The London Perl and Raku Workshop takes place on 26th Oct 2024. If your company depends on Perl, please consider sponsoring and/or attending.

NAME

Scrappy - All Powerful Web Spidering, Scrapering, Crawling Framework

VERSION

version 0.9111110

SYNOPSIS

    #!/usr/bin/perl
    use Scrappy;

    my  $scraper = Scrappy->new;
        $scraper->crawl('search.cpan.org',
            '/recent' => {
                '#cpansearch li a' => sub {
                    print $_[1]->{href}, "\n";
                }
            }
        );

DESCRIPTION

Scrappy is an easy (and hopefully fun) way of scraping, spidering, and/or harvesting information from web pages, web services, and more. Scrappy is a feature rich, flexible, intelligent web automation tool.

Scrappy (pronounced Scrap+Pee) == 'Scraper Happy' or 'Happy Scraper'; If you like you may call it Scrapy (pronounced Scrape+Pee) although Python has a web scraping framework by that name and this module is not a port of that one.

METHODS

crawl

The crawl method is very useful when it is desired to crawl an entire website or at-least partially, it automates the tasks of creating a queue, fetching and parsing html pages, and establishing simple flow-control. See the SYNOPSIS for a simplified example, ... the following is a more complex example.
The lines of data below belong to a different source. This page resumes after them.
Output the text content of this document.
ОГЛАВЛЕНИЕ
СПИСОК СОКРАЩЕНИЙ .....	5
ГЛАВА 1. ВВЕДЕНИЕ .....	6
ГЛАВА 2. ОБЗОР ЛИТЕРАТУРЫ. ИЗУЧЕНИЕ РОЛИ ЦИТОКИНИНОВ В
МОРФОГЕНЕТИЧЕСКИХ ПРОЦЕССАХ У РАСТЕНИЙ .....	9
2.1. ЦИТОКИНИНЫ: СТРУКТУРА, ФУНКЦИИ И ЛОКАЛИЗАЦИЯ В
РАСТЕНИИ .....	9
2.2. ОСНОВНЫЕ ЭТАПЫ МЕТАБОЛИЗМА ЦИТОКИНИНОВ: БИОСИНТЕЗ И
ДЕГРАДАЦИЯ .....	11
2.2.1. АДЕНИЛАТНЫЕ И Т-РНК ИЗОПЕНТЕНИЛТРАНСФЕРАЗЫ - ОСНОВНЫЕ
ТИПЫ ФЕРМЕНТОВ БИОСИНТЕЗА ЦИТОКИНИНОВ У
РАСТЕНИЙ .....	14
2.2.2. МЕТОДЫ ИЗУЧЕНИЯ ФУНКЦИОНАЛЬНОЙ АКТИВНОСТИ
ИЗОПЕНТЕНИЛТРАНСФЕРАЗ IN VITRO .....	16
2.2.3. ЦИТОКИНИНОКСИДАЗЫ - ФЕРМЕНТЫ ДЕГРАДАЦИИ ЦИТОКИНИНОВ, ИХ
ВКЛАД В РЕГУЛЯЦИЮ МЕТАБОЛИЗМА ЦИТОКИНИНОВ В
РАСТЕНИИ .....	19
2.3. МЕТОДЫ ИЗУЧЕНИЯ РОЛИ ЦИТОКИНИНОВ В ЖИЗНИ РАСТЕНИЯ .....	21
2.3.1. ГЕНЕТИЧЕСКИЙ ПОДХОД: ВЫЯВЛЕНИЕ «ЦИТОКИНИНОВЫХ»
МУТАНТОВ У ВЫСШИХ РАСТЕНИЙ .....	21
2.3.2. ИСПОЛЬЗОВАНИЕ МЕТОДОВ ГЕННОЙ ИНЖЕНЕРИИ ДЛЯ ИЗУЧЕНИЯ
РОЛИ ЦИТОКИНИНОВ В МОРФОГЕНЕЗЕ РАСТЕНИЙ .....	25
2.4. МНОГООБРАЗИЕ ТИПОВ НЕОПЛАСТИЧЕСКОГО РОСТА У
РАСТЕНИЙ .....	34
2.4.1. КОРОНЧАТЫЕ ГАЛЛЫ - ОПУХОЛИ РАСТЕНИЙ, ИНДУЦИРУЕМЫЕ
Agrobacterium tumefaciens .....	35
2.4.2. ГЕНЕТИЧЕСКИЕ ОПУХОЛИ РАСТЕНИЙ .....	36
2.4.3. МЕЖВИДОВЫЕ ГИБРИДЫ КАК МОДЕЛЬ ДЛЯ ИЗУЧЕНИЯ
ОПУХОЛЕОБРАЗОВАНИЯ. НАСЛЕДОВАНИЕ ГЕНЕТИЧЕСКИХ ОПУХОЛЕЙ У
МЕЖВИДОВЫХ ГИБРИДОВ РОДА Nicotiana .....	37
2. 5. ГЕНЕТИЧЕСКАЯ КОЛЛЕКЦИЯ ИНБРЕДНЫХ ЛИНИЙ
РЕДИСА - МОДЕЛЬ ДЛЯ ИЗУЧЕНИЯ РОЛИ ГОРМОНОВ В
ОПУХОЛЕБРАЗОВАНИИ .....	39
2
    my  $scrappy = Scrappy->new;
    
    $scrappy->crawl('http://search.cpan.org/recent',
        '/recent' => {
            
            '#cpansearch li a' => sub {
                my ($self, $item) = @_;
                # follow all recent modules from search.cpan.org
                $self->queue->add($item->{href});
            }
            
        },
        '/~:author/:name-:version/' => {
            
            'body' => sub {
                my ($self, $item, $args) = @_;
                
                my $reviews = $self
                ->select('.box table tr')->focus(3)->select('td.cell small a')
                ->data->[0]->{text};
                
                $reviews = $reviews =~ /\d+ Reviews/ ?
                    $reviews : '0 reviews';
                
                print "found $args->{name} version $args->{version} ".
                    "[$reviews] by $args->{author}\n";
                
            }
            
        }
    );

AUTHOR

Al Newkirk <awncorp@cpan.org>

COPYRIGHT AND LICENSE

This software is copyright (c) 2010 by awncorp.

This is free software; you can redistribute it and/or modify it under the same terms as the Perl 5 programming language system itself.